Having New Chest Pain or Not?
By Ken Grauer, MD, Professor, Department of Community Health and Family Medicine, University of Florida. Dr. Grauer is the sole proprietor of KG-EKG Press, and publisher of an ECG pocket brain book.
The ECG shown above was obtained from a 60-year-old man who was seen in the office. How would you interpret this tracing if you did not have more information? Is there cause for potential concern?

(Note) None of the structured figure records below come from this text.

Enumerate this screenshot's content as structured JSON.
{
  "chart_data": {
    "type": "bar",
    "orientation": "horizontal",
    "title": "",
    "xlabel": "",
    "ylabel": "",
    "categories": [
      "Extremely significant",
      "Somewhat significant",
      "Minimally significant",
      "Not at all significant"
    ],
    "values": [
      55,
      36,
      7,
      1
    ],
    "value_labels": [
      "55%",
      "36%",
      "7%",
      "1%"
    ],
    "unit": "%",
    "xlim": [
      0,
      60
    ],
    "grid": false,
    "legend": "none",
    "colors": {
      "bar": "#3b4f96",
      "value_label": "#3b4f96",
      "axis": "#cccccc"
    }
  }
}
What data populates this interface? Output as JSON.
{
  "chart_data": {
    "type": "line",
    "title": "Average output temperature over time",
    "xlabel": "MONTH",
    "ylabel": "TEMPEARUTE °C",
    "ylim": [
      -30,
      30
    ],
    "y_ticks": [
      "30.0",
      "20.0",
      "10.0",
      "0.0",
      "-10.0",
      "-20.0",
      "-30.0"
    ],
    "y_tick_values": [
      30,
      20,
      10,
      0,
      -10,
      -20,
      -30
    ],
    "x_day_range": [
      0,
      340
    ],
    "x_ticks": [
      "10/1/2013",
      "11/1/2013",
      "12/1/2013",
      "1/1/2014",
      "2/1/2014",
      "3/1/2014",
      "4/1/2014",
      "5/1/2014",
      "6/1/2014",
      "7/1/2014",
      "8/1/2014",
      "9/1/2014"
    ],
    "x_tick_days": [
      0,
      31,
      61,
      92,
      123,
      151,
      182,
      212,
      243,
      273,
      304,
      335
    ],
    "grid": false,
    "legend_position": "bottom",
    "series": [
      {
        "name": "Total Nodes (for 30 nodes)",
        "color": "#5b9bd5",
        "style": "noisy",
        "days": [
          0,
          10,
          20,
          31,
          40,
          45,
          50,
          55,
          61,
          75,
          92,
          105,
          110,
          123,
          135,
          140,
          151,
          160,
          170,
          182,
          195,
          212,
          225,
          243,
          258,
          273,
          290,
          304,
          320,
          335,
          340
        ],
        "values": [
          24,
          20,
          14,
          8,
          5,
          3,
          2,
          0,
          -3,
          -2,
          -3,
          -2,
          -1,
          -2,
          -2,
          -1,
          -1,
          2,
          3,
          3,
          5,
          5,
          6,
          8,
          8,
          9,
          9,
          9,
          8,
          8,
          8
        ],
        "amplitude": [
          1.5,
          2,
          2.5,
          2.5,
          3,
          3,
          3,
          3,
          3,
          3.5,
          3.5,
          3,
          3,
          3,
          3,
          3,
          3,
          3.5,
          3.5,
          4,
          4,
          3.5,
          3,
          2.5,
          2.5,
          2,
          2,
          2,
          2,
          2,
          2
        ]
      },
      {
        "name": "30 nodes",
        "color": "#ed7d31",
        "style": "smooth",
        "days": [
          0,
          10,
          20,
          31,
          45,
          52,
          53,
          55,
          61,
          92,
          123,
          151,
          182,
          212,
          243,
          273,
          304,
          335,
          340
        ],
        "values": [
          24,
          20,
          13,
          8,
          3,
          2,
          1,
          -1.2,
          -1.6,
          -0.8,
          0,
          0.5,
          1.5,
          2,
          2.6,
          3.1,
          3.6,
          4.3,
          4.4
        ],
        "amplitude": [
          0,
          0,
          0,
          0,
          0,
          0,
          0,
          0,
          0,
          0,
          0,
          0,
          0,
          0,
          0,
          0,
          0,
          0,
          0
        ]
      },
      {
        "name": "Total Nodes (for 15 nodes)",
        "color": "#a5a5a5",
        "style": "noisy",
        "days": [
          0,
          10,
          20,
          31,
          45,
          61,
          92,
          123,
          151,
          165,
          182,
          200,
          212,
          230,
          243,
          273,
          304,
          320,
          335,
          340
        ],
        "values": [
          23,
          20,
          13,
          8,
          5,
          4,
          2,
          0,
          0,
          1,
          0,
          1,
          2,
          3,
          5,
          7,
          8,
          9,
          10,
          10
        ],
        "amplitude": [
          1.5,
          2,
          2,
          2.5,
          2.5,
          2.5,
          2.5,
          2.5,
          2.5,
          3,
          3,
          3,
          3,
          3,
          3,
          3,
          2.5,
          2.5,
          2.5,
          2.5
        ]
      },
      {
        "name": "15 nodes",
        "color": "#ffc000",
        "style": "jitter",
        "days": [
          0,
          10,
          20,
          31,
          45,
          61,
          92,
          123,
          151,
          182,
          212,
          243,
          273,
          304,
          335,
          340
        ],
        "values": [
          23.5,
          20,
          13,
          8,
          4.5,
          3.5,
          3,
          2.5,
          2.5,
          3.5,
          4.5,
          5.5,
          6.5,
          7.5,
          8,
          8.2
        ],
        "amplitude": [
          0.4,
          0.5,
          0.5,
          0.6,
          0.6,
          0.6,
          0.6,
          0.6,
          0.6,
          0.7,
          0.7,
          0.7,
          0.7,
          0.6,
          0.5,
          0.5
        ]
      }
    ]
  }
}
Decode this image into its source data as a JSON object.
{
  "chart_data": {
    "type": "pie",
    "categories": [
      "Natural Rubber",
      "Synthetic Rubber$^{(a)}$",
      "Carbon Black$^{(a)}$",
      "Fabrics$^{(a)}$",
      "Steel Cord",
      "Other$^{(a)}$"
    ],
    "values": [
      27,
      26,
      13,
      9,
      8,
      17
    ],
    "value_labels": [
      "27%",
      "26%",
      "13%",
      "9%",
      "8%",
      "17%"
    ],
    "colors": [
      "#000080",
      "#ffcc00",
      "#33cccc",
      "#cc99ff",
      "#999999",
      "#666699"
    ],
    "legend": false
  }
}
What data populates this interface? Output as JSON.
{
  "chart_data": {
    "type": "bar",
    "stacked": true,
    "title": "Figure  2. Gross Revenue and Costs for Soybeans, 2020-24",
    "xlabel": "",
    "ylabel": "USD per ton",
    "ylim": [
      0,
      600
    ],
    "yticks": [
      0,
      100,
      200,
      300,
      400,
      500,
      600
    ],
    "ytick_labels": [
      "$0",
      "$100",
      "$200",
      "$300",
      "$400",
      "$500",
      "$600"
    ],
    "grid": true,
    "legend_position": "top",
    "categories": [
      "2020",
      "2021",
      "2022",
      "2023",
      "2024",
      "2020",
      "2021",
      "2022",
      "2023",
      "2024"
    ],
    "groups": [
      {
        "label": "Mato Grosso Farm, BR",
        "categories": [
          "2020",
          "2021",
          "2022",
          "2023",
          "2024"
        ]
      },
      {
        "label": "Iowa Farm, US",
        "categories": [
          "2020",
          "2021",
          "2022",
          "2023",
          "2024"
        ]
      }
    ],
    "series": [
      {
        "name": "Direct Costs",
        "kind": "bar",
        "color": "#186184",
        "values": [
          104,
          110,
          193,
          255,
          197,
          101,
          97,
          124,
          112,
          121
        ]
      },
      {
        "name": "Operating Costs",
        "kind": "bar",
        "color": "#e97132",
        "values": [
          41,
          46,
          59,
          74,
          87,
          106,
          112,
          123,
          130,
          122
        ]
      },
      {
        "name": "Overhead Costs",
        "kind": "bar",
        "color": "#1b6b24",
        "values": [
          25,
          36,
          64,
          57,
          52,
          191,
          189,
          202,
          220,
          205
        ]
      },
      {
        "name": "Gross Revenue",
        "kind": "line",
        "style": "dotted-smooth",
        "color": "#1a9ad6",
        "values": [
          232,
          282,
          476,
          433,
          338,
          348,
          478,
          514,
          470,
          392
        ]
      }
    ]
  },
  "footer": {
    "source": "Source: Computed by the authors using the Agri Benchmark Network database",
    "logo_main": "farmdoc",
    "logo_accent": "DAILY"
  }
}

The rhythm is sinus at a rate of about 60/min. All intervals are normal, and the mean QRS axis is about +20°. There is no chamber enlargement. The interesting parts of the tracing are the QS complexes that are seen in leads V1 and V2, and which occur in association with slight but definite Jpoint ST segment elevation in leads V1 through V4. As suggested by the title of this ECG Review, the clinical key to interpretation of this tracing lies with the history. If this ECG was obtained from an otherwise healthy individual without any symptoms, it may well represent a normal variant in which the ST segment elevation seen was of no clinical significance. On the other hand, if the patient in question had symptoms that were possibly consistent with an acute coronary syndrome and no prior tracing was available for comparison then one would have to be concerned that the QS complex in leads V1-2 and associated anterior ST segment elevation could represent ongoing acute infarction. Clinical correlation therefore means everything in the interpretation of this tracing. Repeating the ECG may also prove invaluable for determining whether the changes seen here are actively evolving or longstanding and stable.